Photo: A visit to a health center with EMRs.

The goals of the technical exchange were to gain knowledge of how Ethiopia led national  digitization; ensures sustainability; works with partners; and overcomes challenges, and to see how DHA is building an interoperable system to facilitate health information-sharing. 

“Our colleagues in Ethiopia walked us through the guidelines for digital health tool implementation. They explained how critical it is to continuously adapt these tools and ensure involvement of parties within and outside the health system” said Carol Kamasaka, digital health advisor for PMI-MRA. 

DHA is a long-term endeavor that develops and reviews curricula and eLearning materials at universities and training institutions across the country. The project has supported the development of in-service professional development curriculum and created mentors for capacity building. 
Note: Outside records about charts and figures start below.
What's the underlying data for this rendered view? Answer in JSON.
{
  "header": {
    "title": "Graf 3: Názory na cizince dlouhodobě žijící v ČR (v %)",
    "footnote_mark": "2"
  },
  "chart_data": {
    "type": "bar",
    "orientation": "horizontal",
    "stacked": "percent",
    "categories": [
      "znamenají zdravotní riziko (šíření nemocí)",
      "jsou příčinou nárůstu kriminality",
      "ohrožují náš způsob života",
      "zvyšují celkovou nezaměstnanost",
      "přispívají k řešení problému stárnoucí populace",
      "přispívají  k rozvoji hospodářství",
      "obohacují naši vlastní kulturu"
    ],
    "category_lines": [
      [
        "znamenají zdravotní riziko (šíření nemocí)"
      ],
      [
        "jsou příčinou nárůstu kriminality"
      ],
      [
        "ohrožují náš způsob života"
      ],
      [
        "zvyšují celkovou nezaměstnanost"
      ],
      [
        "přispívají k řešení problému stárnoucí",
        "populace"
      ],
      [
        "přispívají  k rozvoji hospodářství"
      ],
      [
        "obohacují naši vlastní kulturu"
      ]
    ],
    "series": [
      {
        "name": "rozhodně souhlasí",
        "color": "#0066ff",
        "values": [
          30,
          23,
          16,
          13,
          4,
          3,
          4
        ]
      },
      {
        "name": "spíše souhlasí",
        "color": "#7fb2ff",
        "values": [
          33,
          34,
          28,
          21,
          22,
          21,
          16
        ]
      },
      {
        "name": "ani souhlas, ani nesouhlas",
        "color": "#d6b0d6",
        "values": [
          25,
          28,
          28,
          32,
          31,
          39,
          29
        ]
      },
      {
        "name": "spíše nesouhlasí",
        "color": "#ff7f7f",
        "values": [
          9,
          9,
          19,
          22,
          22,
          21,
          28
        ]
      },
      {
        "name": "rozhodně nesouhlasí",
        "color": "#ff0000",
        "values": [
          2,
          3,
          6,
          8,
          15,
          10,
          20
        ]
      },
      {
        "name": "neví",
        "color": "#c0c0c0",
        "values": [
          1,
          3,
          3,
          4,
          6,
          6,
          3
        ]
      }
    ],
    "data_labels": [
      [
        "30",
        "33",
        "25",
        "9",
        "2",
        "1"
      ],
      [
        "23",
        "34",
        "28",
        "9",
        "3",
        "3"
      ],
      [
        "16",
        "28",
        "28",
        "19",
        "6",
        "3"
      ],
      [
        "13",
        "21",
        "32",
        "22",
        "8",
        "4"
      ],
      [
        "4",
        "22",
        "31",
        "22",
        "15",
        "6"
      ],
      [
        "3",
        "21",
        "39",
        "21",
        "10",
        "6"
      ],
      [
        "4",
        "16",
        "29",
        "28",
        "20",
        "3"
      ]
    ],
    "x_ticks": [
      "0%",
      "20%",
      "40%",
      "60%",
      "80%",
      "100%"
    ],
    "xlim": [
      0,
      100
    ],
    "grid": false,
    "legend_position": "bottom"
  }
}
“Health facilities manage their data and conduct routine performance review meetings at which heads of service units review their data before submitting to the DHIS2,” continues Carol.

Photo: Scanning files into the EMR system has eliminated miles of paperwork and improved data accuracy and accessibility.

The success of the EMR system also relies on the investment the government has made in a virtual private network that health care providers use to access the health information system. Privacy upgrades for this server prevent unauthorized users from accessing patient data. The PMI-MRA team will support the MOH to adopt some of these best practices.

“Malaria starts in communities… deploying digital health tools like eCHIS and equipping our community health workers with tools and information can enable us to get real-time information on malaria cases and deploy interventions to reduce severe cases and death,” said Carol. “A number of malaria-related deaths occur in the community but these data are barely captured. We can do more to track and capture information to find ways to prevent malaria.”